O Ministério da Saúde revogou, na terça-feira (16), seis portarias assinadas pelo governo Jair Bolsonaro que, de acordo com a pasta, contrariavam diretrizes do SUS (Sistema Único de Saúde). Entre as portarias revogadas, está a que previa (Portaria nº 2.561) a necessidade da equipe médica notificar a autoridade policial em caso de aborto por estupro.
Publicada em setembro de 2020, essa portaria dificultava a realização do aborto legal em casos previstos em lei. O texto tornava o processo mais burocrático e penoso determinando quatro etapas para o procedimento: o relato da vítima perante profissionais da saúde; depois, a elaboração de um parecer técnico com a assinatura de três integrantes da equipe médica; assinatura de um termo de responsabilidade pela vítima; e, por fim, a assinatura da vítima em um novo termo de consentimento. Em uma das etapas, a portaria previa que os médicos informassem sobre a possibilidade de visualização do feto ou embrião por meio de ultrassonografia.
Na ocasião, entidades da sociedade civil manifestaram preocupação com a portaria, classificando-a como violadora dos direitos sexuais e reprodutivos. O caso chegou a ser discutido pelo STF (Supremo Tribunal Federal) em uma ação proposta (ADPF 737) por cinco partidos políticos e com a participação de organizações de direitos humanos na condição de amicus curiae, incluindo a Conectas.

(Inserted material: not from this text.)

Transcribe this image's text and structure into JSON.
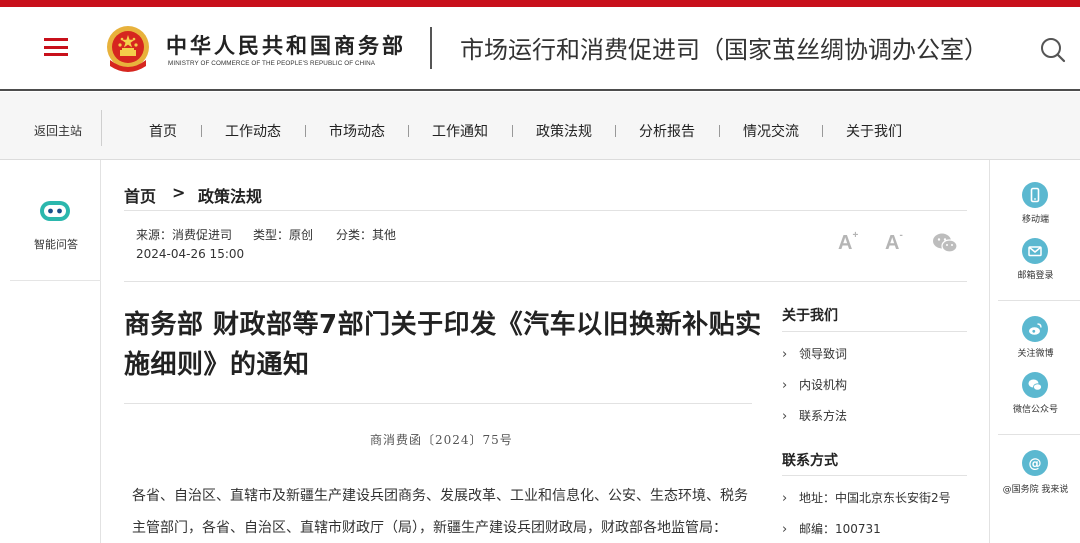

Agora, volta a vigorar uma norma de 2017 sobre a interrupção da gravidez, que prevê um protocolo técnico para a realização do procedimento pelo SUS. “A portaria revogada feria a autonomia de mulheres e meninas vítimas de violência sexual em nosso país. O SUS tem que ser um ambiente acolhedor para essas pessoas, e principalmente, garantidor de direitos”, afirma a advogada Raissa Belintani, coordenadora do Programa de Fortalecimento do Espaço Democrácito da Conectas.
Em seu discurso de posse no início de janeiro, a ministra da Saúde, Nísia Trindade, já havia sinalizado a revisão de medidas que ofendessem as ciências e os direitos humanos. De acordo com a pasta, todas essas normas anuladas não haviam sido pactuadas com representantes do Conass (Conselho Nacional de Secretários de Saúde) e do Conasems (Conselho Nacional de Secretarias Municipais de Saúde). “A falta de transparência, diálogo e definições conjuntas entre União, estados e municípios é totalmente contrária aos preceitos básicos do SUS, que determinam uma gestão compartilhada do sistema de saúde brasileiro.”